Professor Skridlov

Amu Darya . . . clear early morning. The mountain peaks are gilded by the rays of the still hidden sun. Gradually the nocturnal silence and the monotonous murmur of the river give place to the cries of awakened birds and animals, to the voices of people, and to the clatter of the steamboat’s wheels.

On both banks the fires which had burned out during the night are being rekindled, spirals begin to rise from the funnel of the boat’s kitchen, mingling with the suffocating smoke of damp saksaul spreading everywhere.
Overnight the banks have noticeably changed in appearance, although the boat has not moved. It is the ninth day since it left Chardzhou for Kerki.

Although on the first two days the boat moved forward very slowly, it was not held up, but on the third day it ran aground and stopped for a whole day and night, until the Amu Darya, by the force of its current, washed away the sandbank and made it possible to move on.

Thirty-six hours later the same thing occurred, and now it is already the third day that the steamer has been stationary, unable to move further.

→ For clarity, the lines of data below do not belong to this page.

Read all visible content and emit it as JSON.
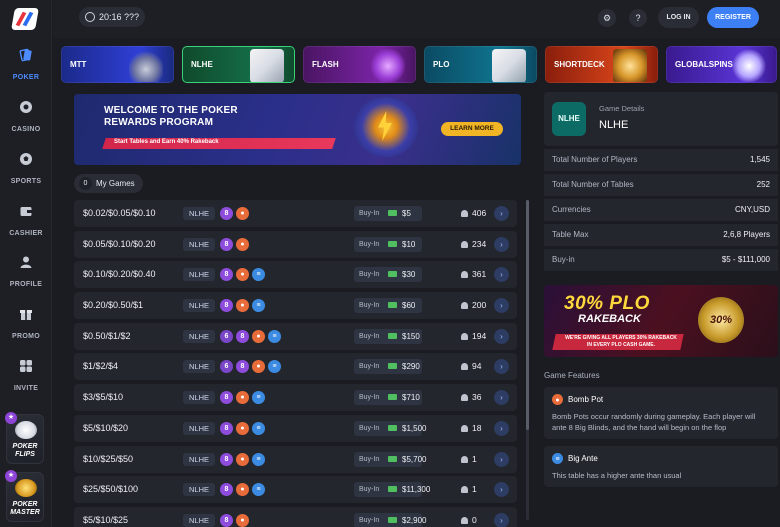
{
  "topbar": {
    "clock": "20:16 ???",
    "login_label": "LOG IN",
    "register_label": "REGISTER",
    "settings_icon": "gear-icon",
    "help_icon": "question-icon"
  },
  "rail": {
    "items": [
      {
        "label": "POKER",
        "icon": "poker-icon"
      },
      {
        "label": "CASINO",
        "icon": "casino-chip-icon"
      },
      {
        "label": "SPORTS",
        "icon": "soccer-ball-icon"
      },
      {
        "label": "CASHIER",
        "icon": "wallet-icon"
      },
      {
        "label": "PROFILE",
        "icon": "user-icon"
      },
      {
        "label": "PROMO",
        "icon": "gift-icon"
      },
      {
        "label": "INVITE",
        "icon": "invite-icon"
      }
    ],
    "games": [
      {
        "label": "POKER FLIPS",
        "line1": "POKER",
        "line2": "FLIPS"
      },
      {
        "label": "POKER MASTER",
        "line1": "POKER",
        "line2": "MASTER"
      }
    ]
  },
  "tabs": [
    {
      "label": "MTT",
      "line1": "MTT",
      "line2": ""
    },
    {
      "label": "NLHE",
      "line1": "NLHE",
      "line2": ""
    },
    {
      "label": "FLASH",
      "line1": "FLASH",
      "line2": ""
    },
    {
      "label": "PLO",
      "line1": "PLO",
      "line2": ""
    },
    {
      "label": "SHORT DECK",
      "line1": "SHORT",
      "line2": "DECK"
    },
    {
      "label": "GLOBAL SPINS",
      "line1": "GLOBAL",
      "line2": "SPINS"
    }
  ],
  "banner": {
    "title_line1": "WELCOME TO THE POKER",
    "title_line2": "REWARDS PROGRAM",
    "subtitle": "Start Tables and Earn 40% Rakeback",
    "cta": "LEARN MORE"
  },
  "my_games": {
    "count": "0",
    "label": "My Games"
  },
  "table_rows": [
    {
      "stakes": "$0.02/$0.05/$0.10",
      "game": "NLHE",
      "chips": [
        "8",
        "bomb"
      ],
      "buyin_label": "Buy-In",
      "buyin": "$5",
      "players": "406"
    },
    {
      "stakes": "$0.05/$0.10/$0.20",
      "game": "NLHE",
      "chips": [
        "8",
        "bomb"
      ],
      "buyin_label": "Buy-In",
      "buyin": "$10",
      "players": "234"
    },
    {
      "stakes": "$0.10/$0.20/$0.40",
      "game": "NLHE",
      "chips": [
        "8",
        "bomb",
        "ante"
      ],
      "buyin_label": "Buy-In",
      "buyin": "$30",
      "players": "361"
    },
    {
      "stakes": "$0.20/$0.50/$1",
      "game": "NLHE",
      "chips": [
        "8",
        "bomb",
        "ante"
      ],
      "buyin_label": "Buy-In",
      "buyin": "$60",
      "players": "200"
    },
    {
      "stakes": "$0.50/$1/$2",
      "game": "NLHE",
      "chips": [
        "6",
        "8",
        "bomb",
        "ante"
      ],
      "buyin_label": "Buy-In",
      "buyin": "$150",
      "players": "194"
    },
    {
      "stakes": "$1/$2/$4",
      "game": "NLHE",
      "chips": [
        "6",
        "8",
        "bomb",
        "ante"
      ],
      "buyin_label": "Buy-In",
      "buyin": "$290",
      "players": "94"
    },
    {
      "stakes": "$3/$5/$10",
      "game": "NLHE",
      "chips": [
        "8",
        "bomb",
        "ante"
      ],
      "buyin_label": "Buy-In",
      "buyin": "$710",
      "players": "36"
    },
    {
      "stakes": "$5/$10/$20",
      "game": "NLHE",
      "chips": [
        "8",
        "bomb",
        "ante"
      ],
      "buyin_label": "Buy-In",
      "buyin": "$1,500",
      "players": "18"
    },
    {
      "stakes": "$10/$25/$50",
      "game": "NLHE",
      "chips": [
        "8",
        "bomb",
        "ante"
      ],
      "buyin_label": "Buy-In",
      "buyin": "$5,700",
      "players": "1"
    },
    {
      "stakes": "$25/$50/$100",
      "game": "NLHE",
      "chips": [
        "8",
        "bomb",
        "ante"
      ],
      "buyin_label": "Buy-In",
      "buyin": "$11,300",
      "players": "1"
    },
    {
      "stakes": "$5/$10/$25",
      "game": "NLHE",
      "chips": [
        "8",
        "bomb"
      ],
      "buyin_label": "Buy-In",
      "buyin": "$2,900",
      "players": "0"
    }
  ],
  "details": {
    "icon_text": "NLHE",
    "subtitle": "Game Details",
    "title": "NLHE",
    "stats": [
      {
        "key": "Total Number of Players",
        "value": "1,545"
      },
      {
        "key": "Total Number of Tables",
        "value": "252"
      },
      {
        "key": "Currencies",
        "value": "CNY,USD"
      },
      {
        "key": "Table Max",
        "value": "2,6,8 Players"
      },
      {
        "key": "Buy-in",
        "value": "$5 - $111,000"
      }
    ]
  },
  "promo": {
    "big": "30% PLO",
    "mid": "RAKEBACK",
    "small": "WE'RE GIVING ALL PLAYERS 30% RAKEBACK IN EVERY PLO CASH GAME.",
    "coin": "30%"
  },
  "features": {
    "title": "Game Features",
    "items": [
      {
        "name": "Bomb Pot",
        "icon": "bomb-icon",
        "desc": "Bomb Pots occur randomly during gameplay. Each player will ante 8 Big Blinds, and the hand will begin on the flop"
      },
      {
        "name": "Big Ante",
        "icon": "ante-icon",
        "desc": "This table has a higher ante than usual"
      }
    ]
  },
  "colors": {
    "accent": "#3d80f5",
    "bomb": "#e86b3a",
    "ante": "#3b8be2",
    "seat8": "#8d4cdc",
    "cash": "#4fbf5f"
  }
}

The passengers and crew are patiently waiting until this wayward river takes pity and lets them proceed.
Here this is quite usual. The river Amu Darya runs through sands for almost its entire course. Having a very strong current and an irregular volume of water, it is always either washing away its unstable banks or depositing sand on them; and its bed is thus constantly changing, with sandbanks forming where before there were whirlpool depths.

Boats going upstream go very slowly, particularly at certain seasons of the year, but downstream they fly like mad, almost without the engine.

One can never determine beforehand, even approximately, the time it will take to travel from one point to another.
Knowing this, people who travel upstream provide themselves for any emergency with enough food for several months.
The time of year in which this journey of ours up the Amu Darya takes place is the least favourable, owing to the low water. Winter is approaching, the rainy season is over, and, in the mountains where the river chiefly takes its source, the thawing of snow has ceased.